Potential benefits from human motion understanding range from rehabilitation and physical therapy to ergonomics design, sports training, and computer animation. Robotics-based reconstruction and synthesis of human motion is a powerful tool to study human motion. Understanding human motion requires accurate modeling of the kinematics, dynamics, and control of the human musculoskeletal system to provide the bases for the analysis, characterization, and reconstruction of their movements. These issues have much in common with the problems found in the studies of articulated body systems in robotics research. Task-based methods used in robotics may be leveraged to provide novel musculoskeletal modeling methods and physiologically accurate performance predictions. However, reproducing and synthesizing the basis of human movements in common robotics frameworks bring the following compelling challenges:
In motion analysis, methodologies are developed to characterize human postural behaviors and dynamic skills in a unified framework including task, posture, and additional constraints such as contact with the environment and physiological capacity. Information, which is gained from musculoskeletal models that are mapped into the motion of the human, is exploited in a task-oriented simulation and control framework. Task-driven human performance metrics, including the criteria for operational space acceleration characteristics and human muscular effort, are developed and analyzed for human skills. Using these metrics, optimization criteria are introduced that take into account human skeletal kinematics, muscle activation, physiology, and dynamics, and that correlate to the observed motion characteristics.
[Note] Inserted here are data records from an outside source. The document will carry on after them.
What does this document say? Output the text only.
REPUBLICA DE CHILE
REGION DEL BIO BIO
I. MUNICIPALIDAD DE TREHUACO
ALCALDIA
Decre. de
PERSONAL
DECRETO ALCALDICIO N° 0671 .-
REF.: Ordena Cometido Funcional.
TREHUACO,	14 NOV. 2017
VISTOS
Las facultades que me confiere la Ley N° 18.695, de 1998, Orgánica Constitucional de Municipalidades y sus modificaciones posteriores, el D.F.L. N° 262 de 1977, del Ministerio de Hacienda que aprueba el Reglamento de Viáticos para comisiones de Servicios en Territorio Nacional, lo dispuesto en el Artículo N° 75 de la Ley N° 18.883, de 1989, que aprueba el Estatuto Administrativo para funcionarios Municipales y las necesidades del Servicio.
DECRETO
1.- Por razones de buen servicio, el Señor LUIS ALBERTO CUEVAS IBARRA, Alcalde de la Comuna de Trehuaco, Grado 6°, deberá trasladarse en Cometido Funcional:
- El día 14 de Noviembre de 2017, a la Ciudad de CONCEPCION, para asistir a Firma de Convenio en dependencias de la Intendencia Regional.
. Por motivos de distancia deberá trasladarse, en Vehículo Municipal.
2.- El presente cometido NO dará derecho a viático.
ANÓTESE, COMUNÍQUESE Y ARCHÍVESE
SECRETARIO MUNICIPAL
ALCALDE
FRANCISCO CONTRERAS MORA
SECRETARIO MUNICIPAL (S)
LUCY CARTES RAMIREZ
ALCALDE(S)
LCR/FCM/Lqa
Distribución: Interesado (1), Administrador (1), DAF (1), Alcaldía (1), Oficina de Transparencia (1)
In motion control, algorithms are developed to control human musculoskeletal systems in real-time. A marker space control structure is established for the reconstruction of human motion by direct tracking of marker trajectories. Dynamic consistency between marker space tasks, posture, and additional constraints is achieved by recursive projections into the null spaces of higher priority tasks. The human motion control hierarchy is established in marker space following the natural tree-like branching structure of the human musculoskeletal model. The marker space reconstruction methodology allows computing full human motion dynamics in real-time. In addition, an approach for resolving muscle redundancies is developed based on a new hybrid electromyography and conventional computed muscle control method.
These methodologies are validated through three-dimensional dynamic simulations of musculoskeletal models scaled to the subjects. Extensive motion capture experiments are conducted on human subjects of various skill levels including a tai chi master, an elite college-level golfer, a novice golfer, and a professional American footballer for several dynamic movements. Using real-world experimental data, dynamic simulations are exemplarily created and analyzed for golf swings, throwing motions, and gait.
The robotics-based reconstruction and synthesis approaches introduced in this thesis provide an important basis for understanding natural human motion. These tools are applicable to efficient robot control and human performance prediction. Another important application is the synthesis of novel motion patterns in the areas of robotics research, athletics, rehabilitation, physical therapy, and computer animation.